The chimpanzees named Mickey and Amadeus grabbed the 26-year-old by his feet and dragged him under a fence and into their enclosure at the Jane Goodall Institute's Chimpanzee Eden near Nelspruit, South Africa, the Daily Mail reported.
"According to eyewitnesses, two chimpanzees grabbed the man by his feet and pulled him under the perimeter fence and into the enclosure," said Jeffrey Wicks, a representative of emergency service Netcare 911, Agence France-Presse reported.
As paramedics arrived on the scene to help Oberle, they could not approach the enclosure. The animals were aggressive, and they were difficult to approach. They had to wait for armed guards before they extracted the victim.
"When we found him, he was in a fetal position underneath a lapa (a roofed, open-walled structure) with massive injuries, lacerations, abrasions, partial amputation from his head to toe," Lloyd Krause, a representative of the ER24 emergency service, was quoted as saying by AFP. "He lost an ear, he lost a number of fingers and toes, he's got very deep wounds, he's got total removal of skin and muscle off his one leg and his one arm, fractures all over the place."
Oberle is now in an intensive-care unit at Mediclinic Nelspruit hospital, where he underwent emergency surgery.
"He has multiple injuries and is in a critical condition. He is under close observation in the intensive-care unit and the next 24 hours are crucial," hospital representative Liza Pillay told AFP.

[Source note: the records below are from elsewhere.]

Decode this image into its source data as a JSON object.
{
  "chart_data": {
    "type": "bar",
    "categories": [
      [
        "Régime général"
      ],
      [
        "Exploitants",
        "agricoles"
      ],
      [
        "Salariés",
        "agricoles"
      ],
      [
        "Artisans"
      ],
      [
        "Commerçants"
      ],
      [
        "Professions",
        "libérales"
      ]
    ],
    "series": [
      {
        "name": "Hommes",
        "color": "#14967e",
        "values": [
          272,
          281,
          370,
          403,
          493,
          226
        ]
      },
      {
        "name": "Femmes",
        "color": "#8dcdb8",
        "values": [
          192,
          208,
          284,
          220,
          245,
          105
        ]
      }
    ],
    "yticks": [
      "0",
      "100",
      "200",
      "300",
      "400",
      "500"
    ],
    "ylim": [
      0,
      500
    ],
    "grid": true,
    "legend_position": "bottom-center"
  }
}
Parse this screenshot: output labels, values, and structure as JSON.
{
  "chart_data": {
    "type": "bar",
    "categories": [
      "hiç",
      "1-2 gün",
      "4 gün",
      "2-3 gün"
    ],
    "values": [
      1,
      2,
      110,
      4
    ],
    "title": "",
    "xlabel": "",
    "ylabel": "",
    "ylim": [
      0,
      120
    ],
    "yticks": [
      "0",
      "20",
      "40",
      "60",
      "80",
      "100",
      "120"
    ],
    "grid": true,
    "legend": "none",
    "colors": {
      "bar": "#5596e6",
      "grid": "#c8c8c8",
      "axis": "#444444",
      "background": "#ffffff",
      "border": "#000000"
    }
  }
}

Oberle was reportedly experimenting with different food types. He wrote on his Facebook page that the "mustard was a big hit."
David Oosthuizen, the executive director of the Jane Goodall Institute, commented on the situation. "This is a terrible tragedy that should never happen. All our thoughts and prayers are with this young man and his family," he said, reported the Daily Mail. "Any interaction between humans and wild animals can be dangerous, as wild animals are often very strong and can act aggressively if approached or if they feel threatened. Additionally, the chimpanzees at Chimp Eden have suffered horrible injuries and abuse from humans and therefore have to be treated with caution."